Arthroscopy is a minimally invasive surgical technique used to evaluate joints. This is the gold standard for joint exploration in humans. In veterinary medicine, we consider arthroscopy to also be the gold standard for for evaluation of joints as a less invasive, less painful, and more thorough technique. Prior to it’s development, arthrotomy was performed which is cutting open the entire joint surgically to look within the joint itself. This carried a much higher tissue morbidity. Similar to laparoscopy (which is minimally invasive surgery of the abdomen), arthroscopy is a much less painful technique which leads to a faster recovery.

Arthroscopy involves placing a very small arthroscope into a joint which is attached to a camera. This is only a few millimeters in size for the skin incision. Arthroscopy allows for greater magnification and therefore more thorough evaluation of the joint. Adjacent to the portal for the arthroscope, another tiny skin incision is made through which very small instruments/probes are passed for treatment of any joint pathology.

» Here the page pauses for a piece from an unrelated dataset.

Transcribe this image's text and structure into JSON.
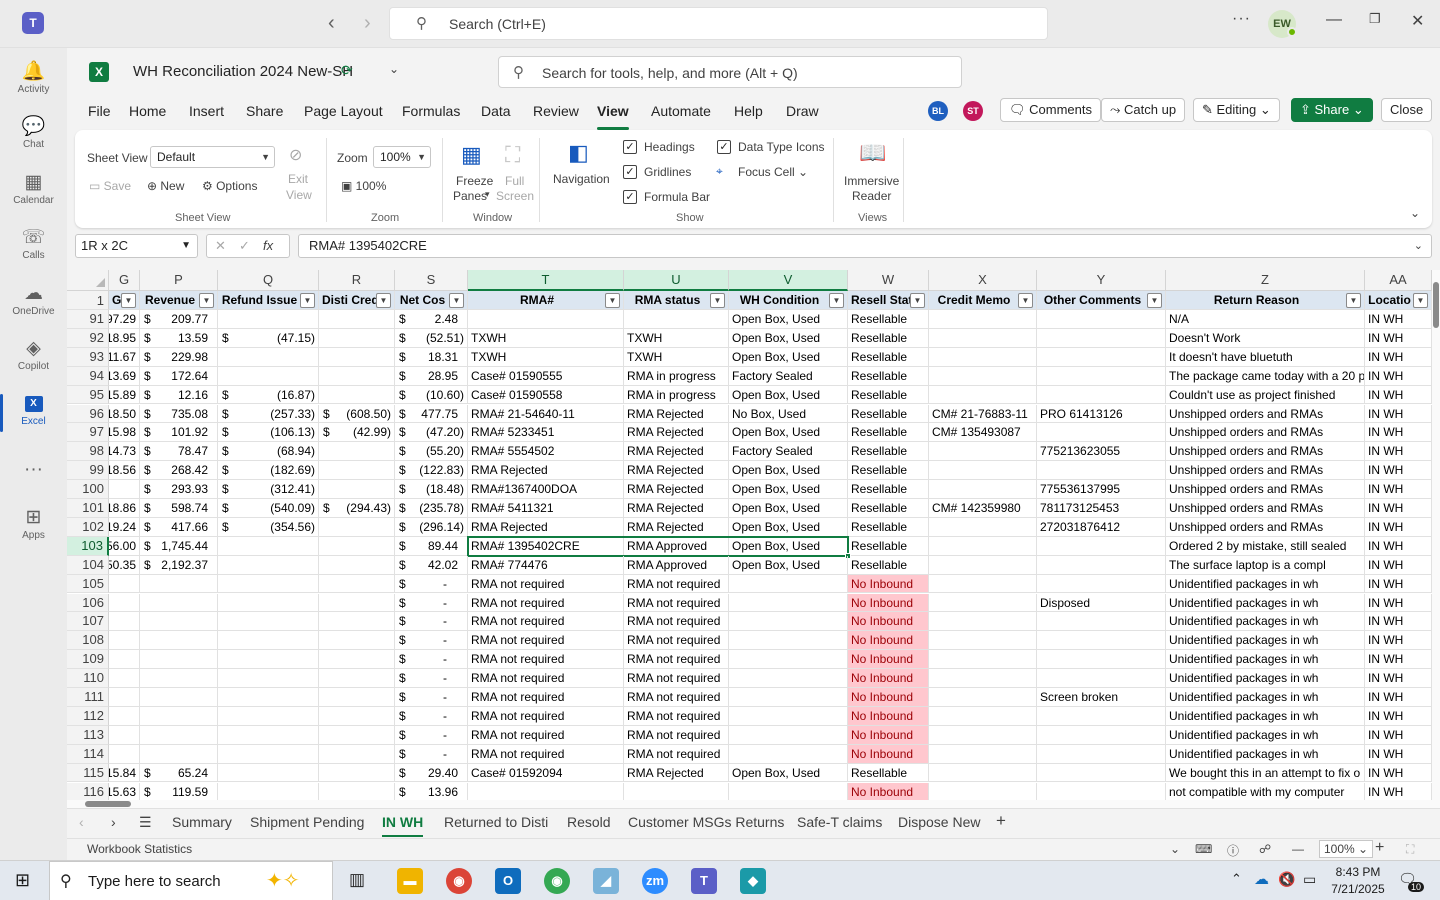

In veterinary medicine, we use arthroscopy for evaluation of all joints including stifle, elbows, shoulders as well as carpus, tarsus and hip. It is most commonly used for canine patients. It is more limited use for felines due to their size restrictions. Arthroscopy involves placing a very small camera into the joint to assess the cartilage/joint surface, and intra-articular structures. The most common uses for arthroscopy in canines include cranial cruciate and meniscal injuries, elbow dysplasia, shoulder OCD (osteochondrosis dissecans), biceps tendon disease, tarsal OCD, evaluation of hip dysplasia, etc.

Cranial cruciate ligament (CCl) disease (stifle) is similar to ACL disease in humans. Arthroscopy can be used to diagnose and treat cruciate and meniscal disease. A camera is inserted into the stifle joint and the cartilage is assessed for any arthritis or cartilage defects. The cruciate ligaments are evaluated for any tears/fraying which is the definitive diagnosis for cruciate rupture. The menisci are probed and evaluated for any tears/fraying. If there are any tears of the cruciate or meniscus, they are removed arthroscopically via a tiny shaver/instruments. Additional surgical stabilization is then performed to help with any instability.

Elbow dysplasia is another common disease in dogs for which the gold standard of treatment is arthroscopy. There are several forms of elbow dysplasia including fragmented medial coronoid process (FMCP), ununited anconeal process (UAP), incongruity and osteochondrosis (OCD). Arthroscopy is used to completely evaluate the joint for any of these conditions as well as to treat the patient. The most common disease is FMCP in which a fragment of bone is removed arthroscopically (minimally invasively).

The shoulder is a common joint to be treated with arthroscopy. Osteochondrosis Dissecans (OCD) is a disease of younger dogs in which there can be a large flap which is unattached to underlying bone on the humerus. Arthroscopy is used to thoroughly evaluate the joint, find and remove the entire fragment, and treat the underlying bone to help with healing. Another frequent use for arthroscopy is evaluation of tendons especially the biceps tendon, and release of the tendon for chronic lameness/shoulder pain.

Decades ago when arthroscopy was not available in the veterinary field, arthrotomy was the only option for evaluating joints.  This involved cutting through the entire joint which carries a vast amount of nerve fibers and therefore was more painful. With arthroscopy, two tiny (few mm) incisions are made into the joint which results in a faster recovery time, less swelling, less pain, and therefore less hospitalization. There is also less risk of tissue damage or surgical/skin infections. This allows for better functionality and improved comfort. The recovery process is faster with arthroscopy and allows for quicker postoperative rehabilitation.